Preis: 4,06 Euro bei Amazon.de [Stand: 25. Dezember 2024]
Alle Kinder des ambitionierten Wohnhof-Projekts haben einen berufstätigen Vater und eine Nur-Hausfrau-Vollblut-Mutter. Nur Loes wohnt mit ihrer beruflich selbständigen Mutter und "den Lucos" in einer Art Wohngemeinschaft im alten Pfarrhaus. Jeder der beiden Lucos, Ludo und Duco, zeigt sich als hinreißender Ersatzvater, von dem ein Kind nur träumen kann. Unter diesen unkonventionellen Verhältnissen wächst die wilde, temperamentvolle Loes wie eine niederländische Pippi Langstrumpf auf. Loes interessiert sich nicht allein für Piraten, sie ist Piratin. Noch ehe Loes 6 Jahre alt ist, hat sie im Ort die Rolle der Anführerin phantasievoller Abenteuerspiele übernommen. Als Tochter einer Kinderbuch-Illustratorin ist Loes eine grandiose Geschichten-Erzählerin, der jeder unbesehen glaubt, dass sie schon einmal von einer Boa verschluckt worden ist. "Das arme Kind" tönen die anderen Mütter sensationslüstern. Mit altklugem Unterton erzählt Renate Dorrestein aus der Wir-Perspektive der Kinder, wie geschickt die jungen Mütter ihre Unzufriedenheit in der vermeintlichen Idylle der Neubausiedlung verdrängen. Einziges Gesprächsthema sind die Kinder und der unkonventionelle Lebensstil von Loes Mutter. Ebenso wie die Kinder ohne Loes nicht wüssten, was sie spielen sollen, könnten ihre Mütter nicht ohne die schillernde Persönlichkeit der Kartenlegerin aus dem alten Pfarrhaus sein.

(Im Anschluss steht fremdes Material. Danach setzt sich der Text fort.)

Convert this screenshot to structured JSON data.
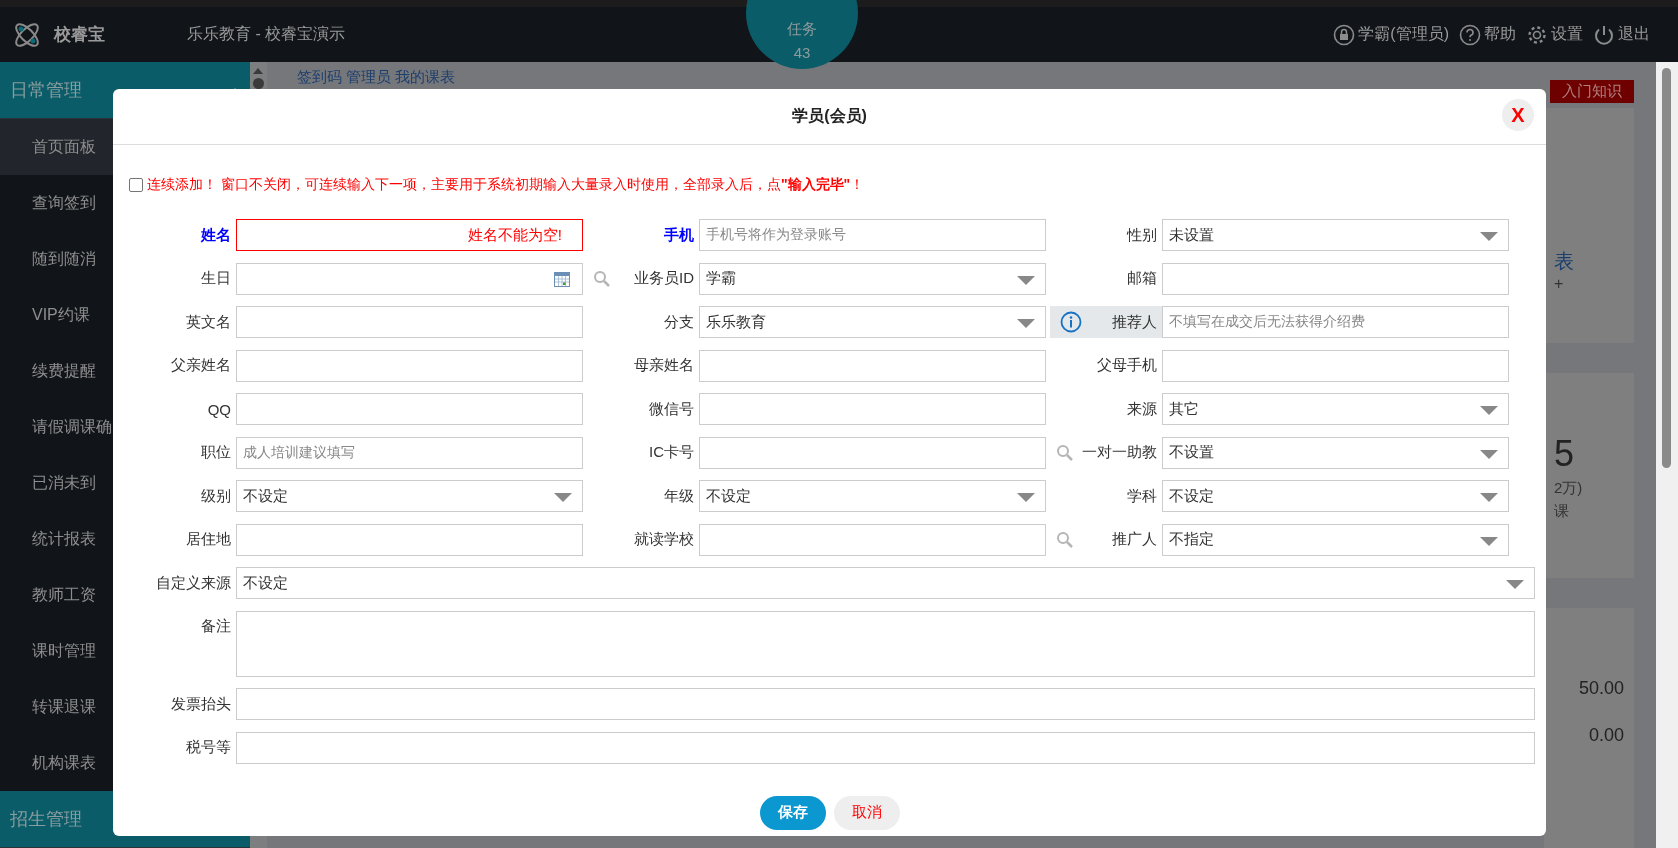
{
  "topbar": {
    "logo": "校睿宝",
    "org": "乐乐教育 - 校睿宝演示",
    "task": {
      "label": "任务",
      "count": "43"
    },
    "actions": [
      {
        "kind": "lock",
        "label": "学霸(管理员)"
      },
      {
        "kind": "help",
        "label": "帮助"
      },
      {
        "kind": "settings",
        "label": "设置"
      },
      {
        "kind": "power",
        "label": "退出"
      }
    ]
  },
  "sidebar": {
    "groups": [
      {
        "label": "日常管理",
        "expanded": true,
        "items": [
          {
            "label": "首页面板",
            "selected": true
          },
          {
            "label": "查询签到",
            "selected": false
          },
          {
            "label": "随到随消",
            "selected": false
          },
          {
            "label": "VIP约课",
            "selected": false
          },
          {
            "label": "续费提醒",
            "selected": false
          },
          {
            "label": "请假调课确",
            "selected": false
          },
          {
            "label": "已消未到",
            "selected": false
          },
          {
            "label": "统计报表",
            "selected": false
          },
          {
            "label": "教师工资",
            "selected": false
          },
          {
            "label": "课时管理",
            "selected": false
          },
          {
            "label": "转课退课",
            "selected": false
          },
          {
            "label": "机构课表",
            "selected": false
          }
        ]
      },
      {
        "label": "招生管理",
        "expanded": false
      }
    ]
  },
  "main": {
    "links": "签到码 管理员 我的课表",
    "intro_button": "入门知识",
    "cards": [
      {
        "lines": [
          {
            "kind": "link",
            "text": "表"
          },
          {
            "kind": "plus",
            "text": "+"
          }
        ]
      },
      {
        "lines": [
          {
            "kind": "big",
            "text": "5"
          },
          {
            "kind": "small",
            "text": "2万)"
          },
          {
            "kind": "small",
            "text": "课"
          }
        ]
      },
      {
        "lines": [
          {
            "kind": "amount",
            "text": "50.00"
          },
          {
            "kind": "amount",
            "text": "0.00"
          }
        ]
      }
    ]
  },
  "dialog": {
    "title": "学员(会员)",
    "close": "X",
    "continuous": {
      "checked": false,
      "text": "连续添加！ 窗口不关闭，可连续输入下一项，主要用于系统初期输入大量录入时使用，全部录入后，点**\"输入完毕\"**！"
    },
    "fields": [
      {
        "label": "姓名",
        "kind": "text",
        "required": true,
        "error": "姓名不能为空!"
      },
      {
        "label": "手机",
        "kind": "text",
        "required": true,
        "placeholder": "手机号将作为登录账号"
      },
      {
        "label": "性别",
        "kind": "select",
        "value": "未设置"
      },
      {
        "label": "生日",
        "kind": "date"
      },
      {
        "label": "业务员ID",
        "kind": "select",
        "lookup": true,
        "value": "学霸"
      },
      {
        "label": "邮箱",
        "kind": "text"
      },
      {
        "label": "英文名",
        "kind": "text"
      },
      {
        "label": "分支",
        "kind": "select",
        "value": "乐乐教育"
      },
      {
        "label": "推荐人",
        "kind": "text",
        "info": true,
        "placeholder": "不填写在成交后无法获得介绍费"
      },
      {
        "label": "父亲姓名",
        "kind": "text"
      },
      {
        "label": "母亲姓名",
        "kind": "text"
      },
      {
        "label": "父母手机",
        "kind": "text"
      },
      {
        "label": "QQ",
        "kind": "text"
      },
      {
        "label": "微信号",
        "kind": "text"
      },
      {
        "label": "来源",
        "kind": "select",
        "value": "其它"
      },
      {
        "label": "职位",
        "kind": "text",
        "placeholder": "成人培训建议填写"
      },
      {
        "label": "IC卡号",
        "kind": "text"
      },
      {
        "label": "一对一助教",
        "kind": "select",
        "lookup": true,
        "value": "不设置"
      },
      {
        "label": "级别",
        "kind": "select",
        "value": "不设定"
      },
      {
        "label": "年级",
        "kind": "select",
        "value": "不设定"
      },
      {
        "label": "学科",
        "kind": "select",
        "value": "不设定"
      },
      {
        "label": "居住地",
        "kind": "text"
      },
      {
        "label": "就读学校",
        "kind": "text"
      },
      {
        "label": "推广人",
        "kind": "select",
        "lookup": true,
        "value": "不指定"
      }
    ],
    "wide_fields": [
      {
        "label": "自定义来源",
        "kind": "select",
        "value": "不设定"
      },
      {
        "label": "备注",
        "kind": "textarea"
      },
      {
        "label": "发票抬头",
        "kind": "text"
      },
      {
        "label": "税号等",
        "kind": "text"
      }
    ],
    "buttons": [
      {
        "kind": "primary",
        "label": "保存"
      },
      {
        "kind": "cancel",
        "label": "取消"
      }
    ]
  }
}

Eines Tages zieht Thomas mit seiner Familie in den kleinen Ort. Loes liebt ihren neuen Spielkameraden innig - doch ausgerechnet ihre unkonventionelle Mutter hat Bedenken gegen den Jungen. In der Schule kämpft die erfindungsreiche Loes mit Problemen beim Lesenlernen. Während alle Kinder schon längst lesen können, stolpert Loes noch immer über einzelne Buchstaben. Doch es kommt noch schlimmer. Thomas Vater wird auf makabre Weise ermordet und Loes Mutter als Täterin verurteilt. Die Lucos sorgen weiter hingebungsvoll für ihre Pflegetochter. Von hier an erzählt Loes die Geschichte selbst. Sie wird mittlerweile von ihren Klassenkameraden ausgegrenzt und gemobbt. Wie so häufig sind Streiche und Lügengeschichten so subtil eingefädelt, dass man den Tätern kaum etwas nachweisen kann.

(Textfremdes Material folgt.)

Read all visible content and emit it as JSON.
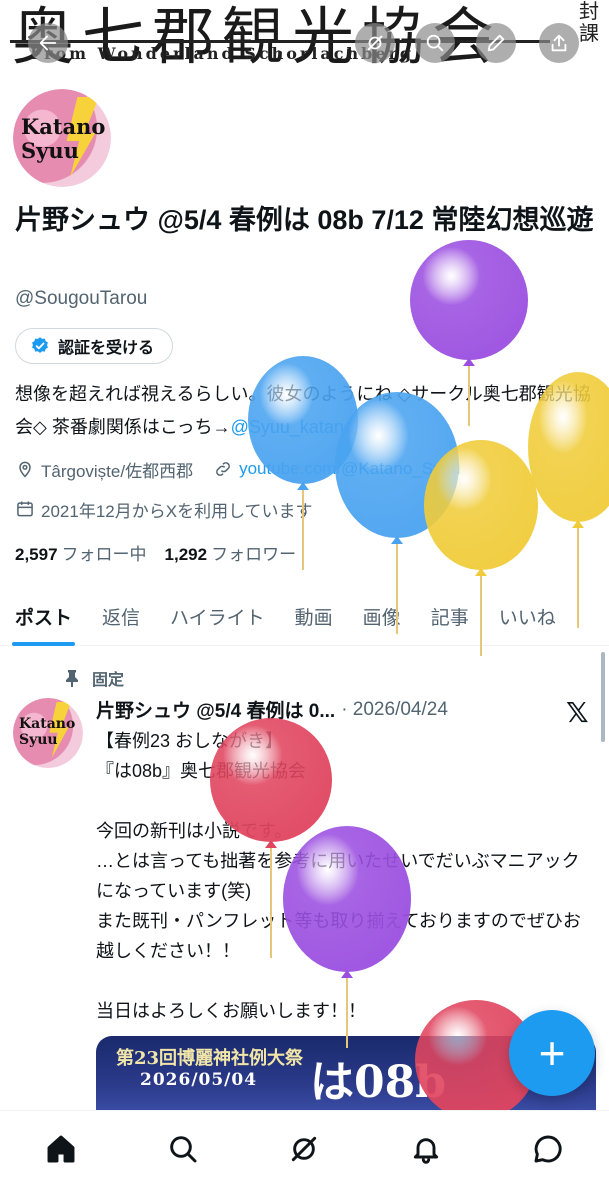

Jahre später hat Loes Mutter ihre Haftstrafe abgesessen und sich in der langen Zeit der Haft von ihrer Tochter entfremdet. Um einen Neuanfang zu wagen, ziehen Mutter, Tochter und die Lucos auf die kleine schottische Hebriden-Insel Lewis. Loes Mutter hofft, dass sie hier wieder einen Weg zu ihrer Tochter finden kann. Loes tut der Neuanfang sichtbar gut, sie ist jetzt 12 Jahre alt, geht in eine schottische Schule und lebt mit ihrer neuen Clique ein ganz normales Leben. Als Loes sich zum ersten Mal und noch sehr scheu für einen Jungen interessiert, wird deutlich, dass Loes und ihre Mutter offensichtlich das Schweigen über die damaligen Ereignisse verbindet. Über die Ermittlungen zum Tod von Thomas Vater gibt es deutlich mehr zu berichten, als die Leser bisher erfahren konnten. Als in den Sommermonaten niederländische Touristen auf die Insel kommen, wird Loes erneut mit dem Mordfall aus ihrer Kindheit konfrontiert.
Fazit
Dorresteins fesselnder Roman "Das Erdbeerfeld" verbindet einen ungewöhnlichen Mordfall mit dem Heranwachsen einer jungen Frau. Renate Dorrestein erzählt konsequent aus der Perspektive von Kindern. Sie trifft exakt den Ton kindlicher Erzähler, die Gespräche Erwachsener mit angehört haben und noch nicht alles begreifen, was sie weiter erzählen. Zu Beginn des subtil konstruierten Psycho-Thrillers sind die Erzähler noch Kleinkinder, deren Ausdrucksfähigkeit sich mit der Einschulung weiter entwickelt. Die Erzählperspektive wechselt zu Loes als Zwölfjähriger und weiter zur erwachsenen Loes, die wieder allein mit ihren Ersatzvätern lebt, nachdem ihre Mutter die Insel verlassen hat. Auf Atem beraubende Art enthüllt das Buch zudem Mechanismen des Verdrängens, Verleugnens und Ausgrenzens in einer vordergründig idyllischen Gemeinschaft.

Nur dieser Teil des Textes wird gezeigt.